Joseph Lawson

Personal information
- Born: 1881 Marsden, County Durham, United Kingdom
- Died: 1964 (aged 82–83)
- Occupation: Trainer

Horse racing career
- Sport: Horse racing

Major racing wins
- British Classic Race wins as trainer: 2000 Guineas (4) 1000 Guineas (3) Epsom Derby (1) Epsom Oaks (3) St Leger (1)

Racing awards
- British flat racing Champion Trainer (1931), (1936)

Significant horses
- Orwell, Mannamead, Exhibitionnist, Galatea, Kingsway, Court Martial, Never Say Die

= Joseph Lawson (trainer) =

Joseph Lawson (1881-1964) was a British trainer of racehorses. Lawson rose from a position on the staff at Alec Taylor Jr.'s stable to become one of the most successful British trainers of the mid 20th century. He trained the winners of twelve British Classic Races and was British flat racing Champion Trainer on two occasions.

==Background==
Joseph Lawson was born in 1881 at Boldon Gint, near Marsden, County Durham. He worked as a farm labourer before beginning a career in horse racing.

==Early career==
Lawson began his career as an apprentice jockey to his local trainer Thomas Barrasford at Marsden Hall. He began riding in races in 1897, but his career as a jockey was brief one, as his rising weight made him uncompetitive. He moved to Wiltshire where he joined the staff at the stables of Alec Taylor Jr. at Manton. Lawson eventually took on the role travelling head lad, meaning that he was responsible for the condition and welfare of horses at race meetings when Taylor himself could not be present. He was later designated assistant trainer and when Taylor retired in 1927, Lawson took over as the trainer at Manton.

==Training career==
Lawson inherited the patronage of several leading owners from Taylor and attracted several others. In his second full season of training he sent out Lord Astor's filly Pennycomequick to win the Epsom Oaks. Two years later, Lawson's stable won £93,899 in prize money, setting a record which stood for 26 years and giving him his first trainers' championship. His biggest winners that season were the Ascot Gold Cup winner Trimdon and the champion two-year-old Orwell. Lawson's success continued through the 1930s, with his other major winners including Pay Up (2000 Guineas), Rhodes Scholar (Eclipse Stakes), Exhibitionnist and Galatea. The successes of Pay Up and Rhodes Scholar in 1936 gave Lawson his second trainers' title.

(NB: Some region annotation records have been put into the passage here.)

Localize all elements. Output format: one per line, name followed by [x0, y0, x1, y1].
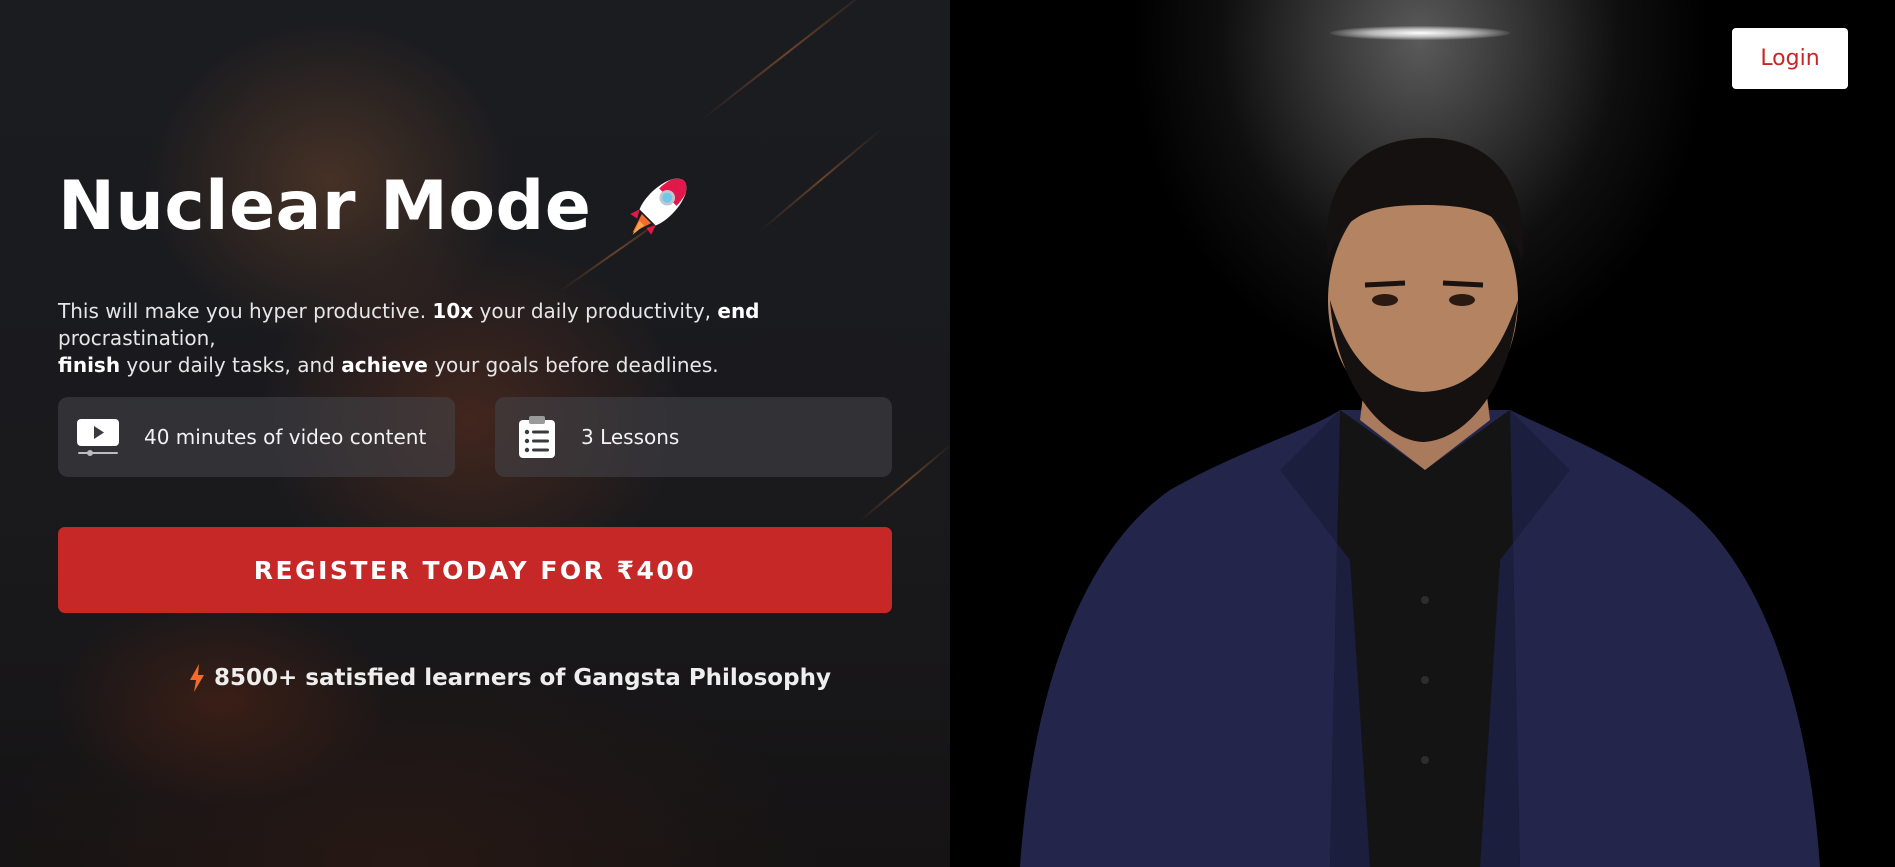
- instructor-photo-panel: [950, 0, 1895, 867]
- login-button[interactable]: Login: [1732, 28, 1848, 89]
- feature-label: 3 Lessons: [581, 425, 680, 449]
- feature-video-content: 40 minutes of video content: [58, 397, 455, 477]
- clipboard-list-icon: [519, 416, 555, 458]
- background-streak: [699, 0, 874, 122]
- rocket-icon: [630, 178, 687, 235]
- hero-description: This will make you hyper productive. 10x…: [58, 299, 760, 377]
- background-streak: [759, 127, 884, 232]
- page-title: Nuclear Mode: [58, 167, 592, 246]
- register-button[interactable]: REGISTER TODAY FOR ₹400: [58, 527, 892, 613]
- instructor-portrait: [1020, 137, 1820, 867]
- hero-title: Nuclear Mode: [58, 170, 695, 244]
- video-play-icon: [77, 419, 119, 456]
- feature-label: 40 minutes of video content: [144, 425, 427, 449]
- social-proof-text: 8500+ satisfied learners of Gangsta Phil…: [214, 665, 831, 691]
- social-proof: 8500+ satisfied learners of Gangsta Phil…: [188, 664, 831, 692]
- lightning-bolt-icon: [190, 664, 204, 692]
- feature-lessons: 3 Lessons: [495, 397, 892, 477]
- hero-panel: Nuclear Mode This will make you hyper pr…: [0, 0, 953, 867]
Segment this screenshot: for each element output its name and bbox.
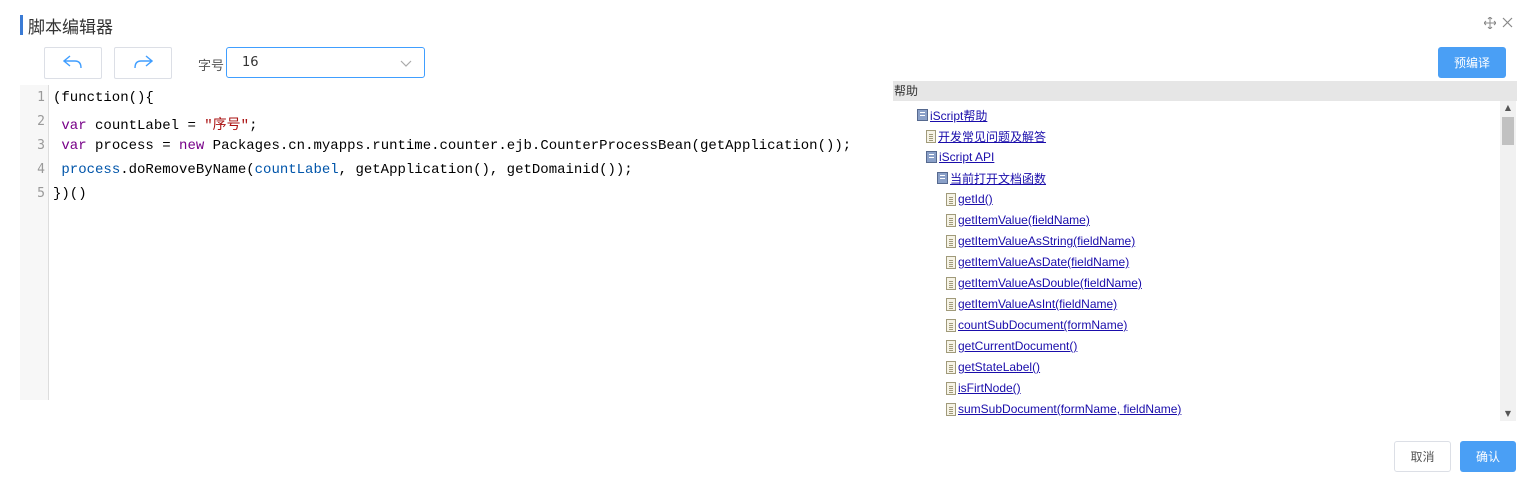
code-line[interactable]: process.doRemoveByName(countLabel, getAp… xyxy=(53,162,633,178)
undo-button[interactable] xyxy=(44,47,102,79)
help-tree-item[interactable]: sumSubDocument(formName, fieldName) xyxy=(946,401,1181,417)
help-tree-item[interactable]: getItemValueAsDate(fieldName) xyxy=(946,254,1129,270)
help-tree-item[interactable]: getItemValueAsInt(fieldName) xyxy=(946,296,1117,312)
help-tree-item[interactable]: getItemValue(fieldName) xyxy=(946,212,1090,228)
document-icon xyxy=(946,255,956,269)
book-icon xyxy=(917,109,928,121)
code-token: , getApplication(), getDomainid()); xyxy=(338,162,633,178)
document-icon xyxy=(946,381,956,395)
help-tree-item[interactable]: 当前打开文档函数 xyxy=(937,170,1046,186)
code-token: ; xyxy=(249,118,258,134)
help-title: 帮助 xyxy=(893,81,1517,101)
precompile-button[interactable]: 预编译 xyxy=(1438,47,1506,78)
code-token: process xyxy=(61,162,121,178)
book-icon xyxy=(937,172,948,184)
code-token: var xyxy=(61,138,87,154)
help-tree-item[interactable]: getItemValueAsDouble(fieldName) xyxy=(946,275,1142,291)
code-line[interactable]: var process = new Packages.cn.myapps.run… xyxy=(53,138,851,154)
code-token: "序号" xyxy=(204,118,250,134)
help-panel: 帮助 iScript帮助开发常见问题及解答 iScript API 当前打开文档函数… xyxy=(893,81,1517,421)
code-token: (function(){ xyxy=(53,90,154,106)
redo-icon xyxy=(133,54,154,73)
help-link[interactable]: getStateLabel() xyxy=(958,360,1040,374)
scroll-thumb[interactable] xyxy=(1502,117,1514,145)
code-editor[interactable]: 1 2 3 4 5 (function(){ var countLabel = "序号"… xyxy=(20,85,890,400)
line-number-gutter: 1 2 3 4 5 xyxy=(20,85,49,400)
help-link[interactable]: getItemValue(fieldName) xyxy=(958,213,1090,227)
code-token: })() xyxy=(53,186,87,202)
help-tree-item[interactable]: iScript API xyxy=(926,149,994,165)
code-token: new xyxy=(179,138,205,154)
help-link[interactable]: countSubDocument(formName) xyxy=(958,318,1127,332)
code-line[interactable]: })() xyxy=(53,186,87,202)
code-token: .doRemoveByName( xyxy=(120,162,255,178)
document-icon xyxy=(946,360,956,374)
help-tree-item[interactable]: getStateLabel() xyxy=(946,359,1040,375)
help-tree-item[interactable]: countSubDocument(formName) xyxy=(946,317,1127,333)
line-number: 4 xyxy=(37,162,45,177)
document-icon xyxy=(946,213,956,227)
document-icon xyxy=(946,318,956,332)
book-icon xyxy=(926,151,937,163)
font-size-select[interactable]: 16 xyxy=(226,47,425,78)
document-icon xyxy=(946,297,956,311)
dialog-title: 脚本编辑器 xyxy=(28,17,113,38)
scroll-down-icon[interactable]: ▼ xyxy=(1500,407,1516,421)
chevron-down-icon xyxy=(400,53,412,72)
code-token: countLabel = xyxy=(86,118,205,134)
undo-icon xyxy=(62,54,83,73)
line-number: 3 xyxy=(37,138,45,153)
dialog-title-bar: 脚本编辑器 xyxy=(20,15,113,38)
document-icon xyxy=(946,234,956,248)
redo-button[interactable] xyxy=(114,47,172,79)
line-number: 5 xyxy=(37,186,45,201)
font-size-value: 16 xyxy=(242,55,259,70)
help-tree-item[interactable]: 开发常见问题及解答 xyxy=(926,128,1046,144)
document-icon xyxy=(946,402,956,416)
document-icon xyxy=(946,192,956,206)
help-link[interactable]: iScript API xyxy=(939,150,994,164)
help-tree-item[interactable]: getId() xyxy=(946,191,993,207)
help-link[interactable]: 开发常见问题及解答 xyxy=(938,128,1046,145)
document-icon xyxy=(946,276,956,290)
help-link[interactable]: getId() xyxy=(958,192,993,206)
code-line[interactable]: var countLabel = "序号"; xyxy=(53,114,257,134)
confirm-button[interactable]: 确认 xyxy=(1460,441,1516,472)
document-icon xyxy=(926,129,936,143)
font-size-label: 字号 xyxy=(198,59,225,74)
help-link[interactable]: getCurrentDocument() xyxy=(958,339,1077,353)
help-link[interactable]: sumSubDocument(formName, fieldName) xyxy=(958,402,1181,416)
help-link[interactable]: 当前打开文档函数 xyxy=(950,170,1046,187)
title-accent-bar xyxy=(20,15,23,35)
help-link[interactable]: getItemValueAsString(fieldName) xyxy=(958,234,1135,248)
code-token: Packages.cn.myapps.runtime.counter.ejb.C… xyxy=(204,138,852,154)
line-number: 2 xyxy=(37,114,45,129)
help-scrollbar[interactable]: ▲ ▼ xyxy=(1500,101,1516,421)
help-link[interactable]: getItemValueAsDate(fieldName) xyxy=(958,255,1129,269)
help-link[interactable]: getItemValueAsInt(fieldName) xyxy=(958,297,1117,311)
code-line[interactable]: (function(){ xyxy=(53,90,154,106)
cancel-button[interactable]: 取消 xyxy=(1394,441,1451,472)
help-link[interactable]: iScript帮助 xyxy=(930,107,987,124)
move-icon[interactable] xyxy=(1483,16,1497,33)
help-link[interactable]: isFirtNode() xyxy=(958,381,1021,395)
code-token: var xyxy=(61,118,87,134)
close-icon[interactable] xyxy=(1502,17,1513,32)
code-token: countLabel xyxy=(254,162,339,178)
line-number: 1 xyxy=(37,90,45,105)
help-tree-item[interactable]: getCurrentDocument() xyxy=(946,338,1077,354)
help-link[interactable]: getItemValueAsDouble(fieldName) xyxy=(958,276,1142,290)
document-icon xyxy=(946,339,956,353)
help-tree: iScript帮助开发常见问题及解答 iScript API 当前打开文档函数 get… xyxy=(893,101,1500,421)
code-token: process = xyxy=(86,138,180,154)
help-tree-item[interactable]: isFirtNode() xyxy=(946,380,1021,396)
help-tree-item[interactable]: iScript帮助 xyxy=(917,107,987,123)
help-tree-item[interactable]: getItemValueAsString(fieldName) xyxy=(946,233,1135,249)
scroll-up-icon[interactable]: ▲ xyxy=(1500,101,1516,115)
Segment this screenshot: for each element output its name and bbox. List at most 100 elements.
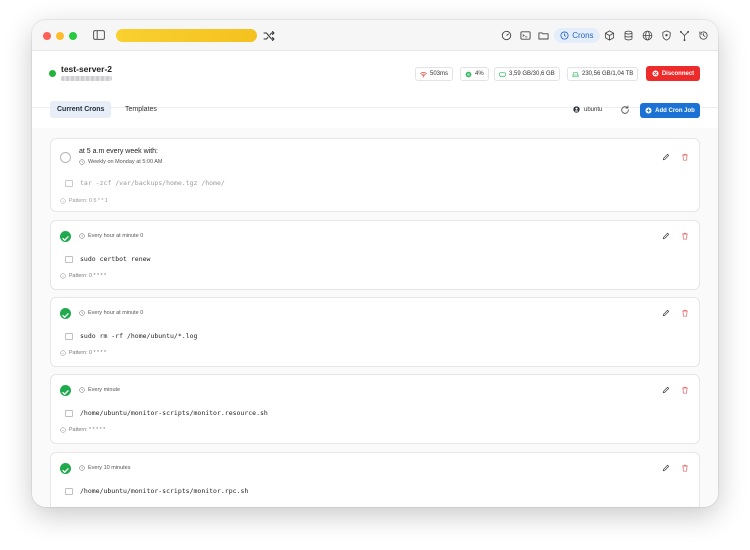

During the Second World War, Lawson's team was strengthened by the arrival of the horses owned by Lord Glanely, who closed down his private stable at the outbreak of hostilities. Lawson's wartime winners included the 2000 Guineas winners Kingsway and Court Martial and Glanely's filly Dancing Time, which won the 1000 Guineas in 1941.

In 1945, Lawson left Manton after being advised by doctors that he needed to "restrict his activities". Instead of retiring however, he relocated to Newmarket at the age of 66, where he took over the running of the Carlburg stable in 1947. Seven years later, Lawson recorded the most important victory of his training career when Never Say Die won the 1954 Epsom Derby.

==Retirement==
Lawson retired from training in 1957 and lived at Newmarket until his death in 1964.